Per chi si crede perfetto la predica finisce qui e la parola di Gesù non ha niente da dirci. In realtà però il nostro primo compito è sempre quello di riconoscere con onestà e sincerità i nostri errori e le mancanze personali, quelle che ci permettono di incontrare e fare esperienza del perdono di Dio. Se uno non si sente amato e perdonato almeno una volta come può pretendere di perdonare fino a settanta volte sette? Il gioco del ricambiare qui potrebbe essere misurato proprio su questa misura. Gesù ci chiede di essere pronti a perdonare così tante volte perché lui, che ci conosce bene nel profondo, sa che in effetti noi siamo già stati perdonati in una simile misura; anzi secondo la parabola addirittura molto ma molto di più di quanto siamo chiamati a concedere ai nostri fratelli. Il nostro attuale modo di pensare, il cosiddetto buon senso comune della nostra società, tutto imperniata sui diritti e sulla nostra assoluta libertà personale, tende a convincerci che noi abbiamo sempre ragione, che noi siamo le persone più buone e giuste, perché facciamo parte della parte migliore della nazione e abbiamo anzi il dovere di insegnare agli altri a comportarsi bene e a pensare e agire in modo giusto e politicamente corretto secondo le scelte dei maestri del pensiero moderno.

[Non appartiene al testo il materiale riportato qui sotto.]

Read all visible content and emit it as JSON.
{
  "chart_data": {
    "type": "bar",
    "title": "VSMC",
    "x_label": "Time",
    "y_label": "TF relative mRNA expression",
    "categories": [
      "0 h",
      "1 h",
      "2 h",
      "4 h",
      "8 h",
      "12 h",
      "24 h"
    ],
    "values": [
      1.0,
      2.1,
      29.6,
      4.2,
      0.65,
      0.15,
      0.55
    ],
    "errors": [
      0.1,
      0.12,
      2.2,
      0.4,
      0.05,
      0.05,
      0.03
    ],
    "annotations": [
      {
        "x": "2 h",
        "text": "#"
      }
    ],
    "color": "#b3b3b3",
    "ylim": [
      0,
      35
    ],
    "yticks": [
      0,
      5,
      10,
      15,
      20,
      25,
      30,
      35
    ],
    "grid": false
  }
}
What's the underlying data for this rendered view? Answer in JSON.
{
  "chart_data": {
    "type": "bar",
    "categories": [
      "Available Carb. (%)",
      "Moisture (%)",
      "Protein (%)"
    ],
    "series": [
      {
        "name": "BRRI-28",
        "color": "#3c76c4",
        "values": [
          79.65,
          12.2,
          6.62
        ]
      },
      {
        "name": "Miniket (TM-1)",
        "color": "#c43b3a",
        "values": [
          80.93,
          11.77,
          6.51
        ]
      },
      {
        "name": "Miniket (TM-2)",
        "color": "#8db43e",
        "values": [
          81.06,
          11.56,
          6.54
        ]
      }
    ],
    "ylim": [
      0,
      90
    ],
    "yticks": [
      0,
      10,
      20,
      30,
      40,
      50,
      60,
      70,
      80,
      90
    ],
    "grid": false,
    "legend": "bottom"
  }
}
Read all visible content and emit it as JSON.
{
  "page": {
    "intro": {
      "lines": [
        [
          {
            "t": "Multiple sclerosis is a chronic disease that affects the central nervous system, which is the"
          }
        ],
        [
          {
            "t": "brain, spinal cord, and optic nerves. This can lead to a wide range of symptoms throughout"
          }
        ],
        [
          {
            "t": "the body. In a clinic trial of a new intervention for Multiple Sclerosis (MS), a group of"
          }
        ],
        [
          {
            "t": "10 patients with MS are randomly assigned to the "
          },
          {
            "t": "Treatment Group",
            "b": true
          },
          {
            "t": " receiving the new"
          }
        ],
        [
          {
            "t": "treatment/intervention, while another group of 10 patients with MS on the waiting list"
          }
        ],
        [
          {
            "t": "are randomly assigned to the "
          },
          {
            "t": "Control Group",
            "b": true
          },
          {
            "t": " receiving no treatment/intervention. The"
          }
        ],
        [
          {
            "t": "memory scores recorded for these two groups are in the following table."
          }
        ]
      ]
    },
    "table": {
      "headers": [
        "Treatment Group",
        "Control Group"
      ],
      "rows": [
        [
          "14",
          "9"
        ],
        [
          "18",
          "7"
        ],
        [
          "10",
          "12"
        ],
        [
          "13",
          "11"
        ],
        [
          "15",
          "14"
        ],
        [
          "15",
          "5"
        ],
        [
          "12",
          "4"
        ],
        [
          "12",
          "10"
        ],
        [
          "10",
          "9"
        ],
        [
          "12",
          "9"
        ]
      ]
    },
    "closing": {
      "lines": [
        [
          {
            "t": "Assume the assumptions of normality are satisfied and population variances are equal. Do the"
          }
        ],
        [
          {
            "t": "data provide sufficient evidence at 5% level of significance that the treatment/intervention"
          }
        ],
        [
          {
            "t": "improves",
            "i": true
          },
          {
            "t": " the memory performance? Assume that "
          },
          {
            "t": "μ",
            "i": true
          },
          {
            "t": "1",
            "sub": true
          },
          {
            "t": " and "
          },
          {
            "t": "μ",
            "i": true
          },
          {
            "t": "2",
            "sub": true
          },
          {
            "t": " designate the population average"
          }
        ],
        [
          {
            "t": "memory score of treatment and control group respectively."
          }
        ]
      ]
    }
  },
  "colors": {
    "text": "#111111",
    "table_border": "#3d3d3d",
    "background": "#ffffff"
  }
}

Non dico certo che sia necessario giungere alle auto fustigazioni o a certe manifestazioni, ormai folcloristiche, di processioni penitenziali, ma una buona dose di realismo e autoconsapevolezza dei propri limiti e dell’egoismo che guidano le nostre scelte e azioni, credo sia davvero necessaria a tutti noi.

I racconti di gesta scriteriate, che causano poi incidenti, sofferenze e morte, sempre presenti su tutti i mezzi di comunicazione ogni giorno, forse ci convincono che noi così pazzi e scatenati non lo siamo. Per fortuna!!! Ma ugualmente è necessario fermarci un po’ di più in silenzio e preghiera per riuscire a guardarci dentro, pronti a riconoscere il bisogno di amore e perdono, sempre esaudito poi dal nostro Padre celeste, per riuscire ad imitarlo e a ricambiare lo stesso dono d’amore e perdono verso tutti i nostri fratelli.